The lemma for $n=2$ only shows this: if $\sigma\ne w_0$, (that is, form some $i< j$ we have $\sigma(i) < \sigma(j)$), then there exists a $\tau$ obtained from $\sigma$ such that $S(\tau) \ge S(\sigma)$ ( note that the inequality might not be strict). Does this prove that the maximum is achieved at $w_0$? Apriori no! We might just go on with $\sigma\mapsto \tau \mapsto \eta\mapsto \cdots $, and and some point the values of $S(\cdot)$ stabilize, and we never reach in this way $w_0$. So necessarily we'll have some cycling. But cycling doe not happen here because there is another variable $n(\sigma)$ that increases.

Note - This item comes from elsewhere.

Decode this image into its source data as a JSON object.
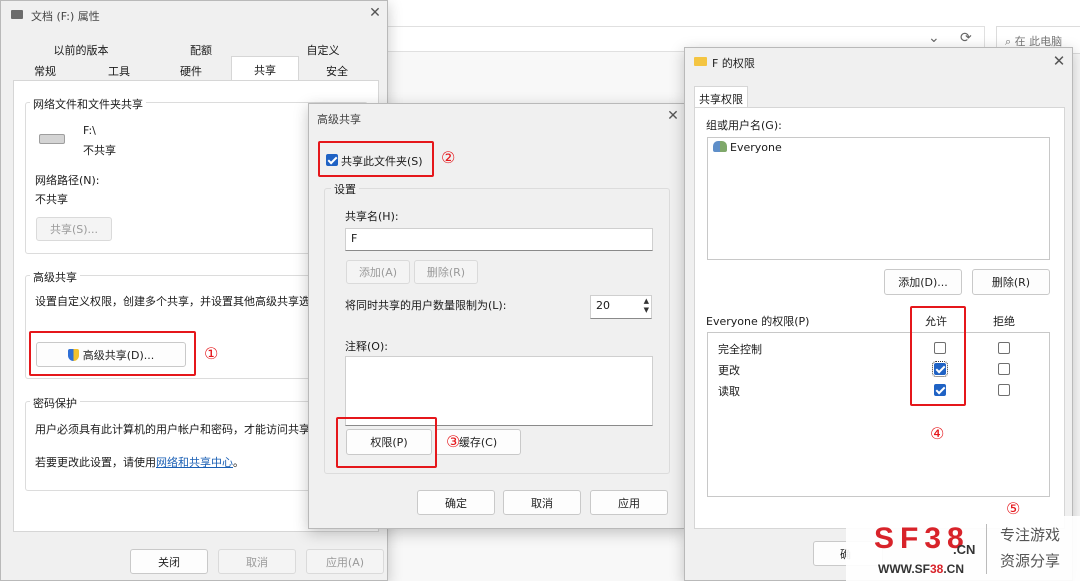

It may not be right away that the number of inversions strictly increases. However, we have another variable that is easily seen to strictly increase: $S_2(\sigma) = \sum_i |a_{\sigma(i)} - b_i|^2$. So now we can modify the problem to this: maximize
$$\sigma \mapsto S_1(\sigma) + \epsilon\cdot S_2(\sigma)$$
Now $\sigma =w_0$ is the unique point of maximum ( assume the values $a_i$ distinct and $b_i$ distinct). From here we take $\epsilon\to 0$ and conclude that $w_0$ is a point of maximum.